2 Replies to “Adam Smith on enlightened self interest

  1. Some more from Mr Smith:

    “This disposition to admire, and almost to worship, the rich and the powerful, and to despise, or, atleast, to neglect, persons of poor and mean condition, … is, … the great and most universal cause of the corruption of our moral sentiments.”

    Adam Smith – The Theory of Moral Sentiments, 1759

    “To feel much for others and little for ourselves; to restrain our selfishness and exercise our benevolent affections, constitute the perfection of human nature.”

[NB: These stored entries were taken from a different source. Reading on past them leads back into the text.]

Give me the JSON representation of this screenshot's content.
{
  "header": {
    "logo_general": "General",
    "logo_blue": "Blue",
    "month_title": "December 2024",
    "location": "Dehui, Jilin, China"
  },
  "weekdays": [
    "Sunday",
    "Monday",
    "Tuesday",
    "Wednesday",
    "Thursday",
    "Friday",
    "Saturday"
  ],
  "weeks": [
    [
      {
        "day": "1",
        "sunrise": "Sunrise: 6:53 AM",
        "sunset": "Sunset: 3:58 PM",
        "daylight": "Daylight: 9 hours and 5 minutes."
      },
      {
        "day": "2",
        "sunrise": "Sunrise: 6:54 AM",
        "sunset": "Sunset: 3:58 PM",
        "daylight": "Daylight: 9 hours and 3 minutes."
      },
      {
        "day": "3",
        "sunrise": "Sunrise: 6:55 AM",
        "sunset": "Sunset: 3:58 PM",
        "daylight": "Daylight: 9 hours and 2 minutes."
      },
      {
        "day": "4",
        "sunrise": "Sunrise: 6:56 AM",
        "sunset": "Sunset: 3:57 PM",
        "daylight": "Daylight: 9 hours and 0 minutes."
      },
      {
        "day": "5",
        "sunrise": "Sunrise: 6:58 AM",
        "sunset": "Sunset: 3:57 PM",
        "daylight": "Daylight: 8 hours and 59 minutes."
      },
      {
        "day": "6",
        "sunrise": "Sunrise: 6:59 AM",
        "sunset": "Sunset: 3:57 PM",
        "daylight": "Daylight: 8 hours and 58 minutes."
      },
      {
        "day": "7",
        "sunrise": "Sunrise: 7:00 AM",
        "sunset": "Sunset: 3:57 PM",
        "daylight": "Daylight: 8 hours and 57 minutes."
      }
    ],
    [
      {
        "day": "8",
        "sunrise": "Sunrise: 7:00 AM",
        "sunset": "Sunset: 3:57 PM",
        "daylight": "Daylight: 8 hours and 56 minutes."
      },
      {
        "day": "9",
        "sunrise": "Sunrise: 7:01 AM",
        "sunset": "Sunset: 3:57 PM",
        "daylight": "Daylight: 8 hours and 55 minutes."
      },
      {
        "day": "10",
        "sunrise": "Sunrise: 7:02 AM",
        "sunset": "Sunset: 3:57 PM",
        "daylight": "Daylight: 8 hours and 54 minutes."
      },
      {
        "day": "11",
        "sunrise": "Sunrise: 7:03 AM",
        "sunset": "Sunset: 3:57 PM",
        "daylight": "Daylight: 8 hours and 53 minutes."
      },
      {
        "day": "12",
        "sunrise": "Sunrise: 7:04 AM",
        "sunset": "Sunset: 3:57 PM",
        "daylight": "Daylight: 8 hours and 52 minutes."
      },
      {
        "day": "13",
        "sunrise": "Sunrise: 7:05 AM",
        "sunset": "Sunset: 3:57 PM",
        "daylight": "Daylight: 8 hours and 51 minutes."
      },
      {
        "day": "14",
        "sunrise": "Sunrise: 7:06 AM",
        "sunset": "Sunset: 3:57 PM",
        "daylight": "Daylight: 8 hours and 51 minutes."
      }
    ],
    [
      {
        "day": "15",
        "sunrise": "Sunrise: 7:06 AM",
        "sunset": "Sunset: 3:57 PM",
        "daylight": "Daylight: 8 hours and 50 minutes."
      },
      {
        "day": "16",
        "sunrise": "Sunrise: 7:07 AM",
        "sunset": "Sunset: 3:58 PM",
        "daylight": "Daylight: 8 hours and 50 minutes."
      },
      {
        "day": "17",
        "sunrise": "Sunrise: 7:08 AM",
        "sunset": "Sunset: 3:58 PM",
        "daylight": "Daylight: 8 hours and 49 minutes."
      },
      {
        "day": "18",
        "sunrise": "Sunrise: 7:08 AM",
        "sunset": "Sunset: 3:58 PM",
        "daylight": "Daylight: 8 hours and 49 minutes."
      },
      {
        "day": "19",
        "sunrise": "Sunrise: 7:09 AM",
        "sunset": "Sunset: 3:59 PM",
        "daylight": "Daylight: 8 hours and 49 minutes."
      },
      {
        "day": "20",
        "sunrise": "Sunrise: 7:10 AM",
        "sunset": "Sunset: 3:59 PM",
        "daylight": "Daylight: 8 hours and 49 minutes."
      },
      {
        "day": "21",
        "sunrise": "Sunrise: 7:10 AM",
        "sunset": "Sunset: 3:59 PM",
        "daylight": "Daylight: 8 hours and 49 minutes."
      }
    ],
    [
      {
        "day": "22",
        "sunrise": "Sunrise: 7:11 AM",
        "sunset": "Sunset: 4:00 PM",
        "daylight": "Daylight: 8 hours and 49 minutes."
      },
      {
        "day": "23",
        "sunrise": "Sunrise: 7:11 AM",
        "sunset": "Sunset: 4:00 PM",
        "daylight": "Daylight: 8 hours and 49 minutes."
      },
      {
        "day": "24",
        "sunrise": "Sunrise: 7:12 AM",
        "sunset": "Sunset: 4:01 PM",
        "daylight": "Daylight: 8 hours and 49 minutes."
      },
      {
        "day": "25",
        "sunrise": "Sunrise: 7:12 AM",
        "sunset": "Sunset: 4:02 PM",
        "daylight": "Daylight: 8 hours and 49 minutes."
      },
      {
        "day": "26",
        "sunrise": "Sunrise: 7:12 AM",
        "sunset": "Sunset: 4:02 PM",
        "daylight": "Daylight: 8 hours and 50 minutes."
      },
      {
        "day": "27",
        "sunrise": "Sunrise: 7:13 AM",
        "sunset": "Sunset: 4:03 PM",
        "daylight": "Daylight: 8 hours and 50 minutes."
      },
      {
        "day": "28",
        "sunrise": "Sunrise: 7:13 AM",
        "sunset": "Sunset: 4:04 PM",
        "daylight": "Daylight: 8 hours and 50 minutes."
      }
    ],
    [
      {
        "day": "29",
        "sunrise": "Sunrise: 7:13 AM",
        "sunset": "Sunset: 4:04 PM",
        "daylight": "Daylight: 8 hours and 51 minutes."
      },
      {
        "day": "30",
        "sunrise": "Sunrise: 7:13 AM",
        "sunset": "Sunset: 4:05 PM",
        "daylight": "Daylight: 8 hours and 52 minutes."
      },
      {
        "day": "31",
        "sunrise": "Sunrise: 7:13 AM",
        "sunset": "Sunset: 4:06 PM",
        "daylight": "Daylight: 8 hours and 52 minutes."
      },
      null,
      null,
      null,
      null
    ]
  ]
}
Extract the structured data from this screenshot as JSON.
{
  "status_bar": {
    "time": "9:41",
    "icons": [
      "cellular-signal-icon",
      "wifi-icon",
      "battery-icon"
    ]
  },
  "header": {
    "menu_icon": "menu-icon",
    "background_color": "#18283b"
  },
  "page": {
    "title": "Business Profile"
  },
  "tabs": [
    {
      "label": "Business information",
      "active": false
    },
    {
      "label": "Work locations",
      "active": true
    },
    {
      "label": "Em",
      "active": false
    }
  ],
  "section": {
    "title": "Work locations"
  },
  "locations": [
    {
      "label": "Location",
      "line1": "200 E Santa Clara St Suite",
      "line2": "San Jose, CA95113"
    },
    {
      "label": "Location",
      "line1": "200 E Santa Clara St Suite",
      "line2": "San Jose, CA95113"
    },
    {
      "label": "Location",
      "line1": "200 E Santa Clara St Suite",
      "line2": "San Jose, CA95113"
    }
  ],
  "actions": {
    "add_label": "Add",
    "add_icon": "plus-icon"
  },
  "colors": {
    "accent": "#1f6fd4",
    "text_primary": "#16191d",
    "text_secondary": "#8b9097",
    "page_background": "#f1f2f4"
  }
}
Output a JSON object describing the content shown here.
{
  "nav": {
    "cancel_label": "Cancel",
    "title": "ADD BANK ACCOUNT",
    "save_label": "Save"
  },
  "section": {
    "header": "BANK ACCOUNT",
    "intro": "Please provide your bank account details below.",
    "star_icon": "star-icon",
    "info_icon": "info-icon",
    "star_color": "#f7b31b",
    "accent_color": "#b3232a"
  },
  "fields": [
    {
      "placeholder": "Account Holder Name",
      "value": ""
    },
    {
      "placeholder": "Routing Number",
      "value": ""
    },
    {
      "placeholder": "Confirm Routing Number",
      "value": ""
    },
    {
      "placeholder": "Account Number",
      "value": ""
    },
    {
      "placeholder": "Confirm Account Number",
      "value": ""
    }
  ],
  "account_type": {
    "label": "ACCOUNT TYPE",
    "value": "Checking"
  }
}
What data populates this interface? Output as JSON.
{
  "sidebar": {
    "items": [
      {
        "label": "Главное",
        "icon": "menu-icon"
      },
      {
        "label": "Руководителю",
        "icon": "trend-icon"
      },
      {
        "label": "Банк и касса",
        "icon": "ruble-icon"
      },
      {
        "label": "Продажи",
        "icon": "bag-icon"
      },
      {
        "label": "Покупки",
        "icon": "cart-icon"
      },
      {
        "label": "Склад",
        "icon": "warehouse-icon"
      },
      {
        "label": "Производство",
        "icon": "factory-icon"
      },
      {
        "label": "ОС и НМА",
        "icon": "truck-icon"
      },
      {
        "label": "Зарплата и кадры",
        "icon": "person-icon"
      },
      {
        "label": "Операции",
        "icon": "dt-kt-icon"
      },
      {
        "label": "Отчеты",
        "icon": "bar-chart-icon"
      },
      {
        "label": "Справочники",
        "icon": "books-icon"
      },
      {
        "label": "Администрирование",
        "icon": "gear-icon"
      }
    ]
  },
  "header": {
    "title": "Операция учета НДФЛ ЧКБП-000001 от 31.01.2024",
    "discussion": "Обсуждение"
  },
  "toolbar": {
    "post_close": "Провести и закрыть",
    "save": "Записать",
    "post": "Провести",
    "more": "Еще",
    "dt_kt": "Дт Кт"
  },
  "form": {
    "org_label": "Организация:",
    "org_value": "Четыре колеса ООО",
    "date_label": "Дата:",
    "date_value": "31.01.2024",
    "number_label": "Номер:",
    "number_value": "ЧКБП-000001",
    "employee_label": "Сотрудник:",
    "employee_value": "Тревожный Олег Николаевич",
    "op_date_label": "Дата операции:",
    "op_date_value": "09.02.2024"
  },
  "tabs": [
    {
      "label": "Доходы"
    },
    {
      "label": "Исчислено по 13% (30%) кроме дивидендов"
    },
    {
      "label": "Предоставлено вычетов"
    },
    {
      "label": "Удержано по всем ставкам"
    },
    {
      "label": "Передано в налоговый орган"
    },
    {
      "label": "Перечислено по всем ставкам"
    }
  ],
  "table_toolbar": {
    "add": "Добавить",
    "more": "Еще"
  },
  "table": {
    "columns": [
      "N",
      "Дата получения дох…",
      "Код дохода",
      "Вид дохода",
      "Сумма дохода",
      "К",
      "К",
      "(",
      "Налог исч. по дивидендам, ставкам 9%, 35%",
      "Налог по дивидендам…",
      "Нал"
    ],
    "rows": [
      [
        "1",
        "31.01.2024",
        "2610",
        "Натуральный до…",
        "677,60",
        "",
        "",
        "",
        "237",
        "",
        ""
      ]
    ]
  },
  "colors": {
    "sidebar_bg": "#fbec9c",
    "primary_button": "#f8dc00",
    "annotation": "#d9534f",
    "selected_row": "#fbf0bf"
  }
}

    “Resentment seems to have been given us by nature for a defense, and for a defense only! It is the safeguard of justice and the security of innocence.”

    “Labor was the first price, the original purchase-money that was paid for all things.”

    Adam Smith

    • A fine fellow – what a disservice the Adam Smith Institute did his memory by taking his name in vain.

      His labour theory of value, and David Ricardo’s improved model, were both flawed – how could they not have been at so early a stage, with industrial capitalism not yet fully formed? – but had the respect of Marx. These were the last true economic scientists, he declared, before bourgeois economics degenerated into apologetics and replaced the scientifically descriptive with the power-serving normative. That it has been consistently crap at the latter, witness its abject failure to foresee 2008, flows from its ideologically driven inability to see the truth, so self evident to Smith he barely thought to elaborate on it, that what informs a commodity’s value (which he failed to distinguish from price) and hence profit is the human labour embedded in it.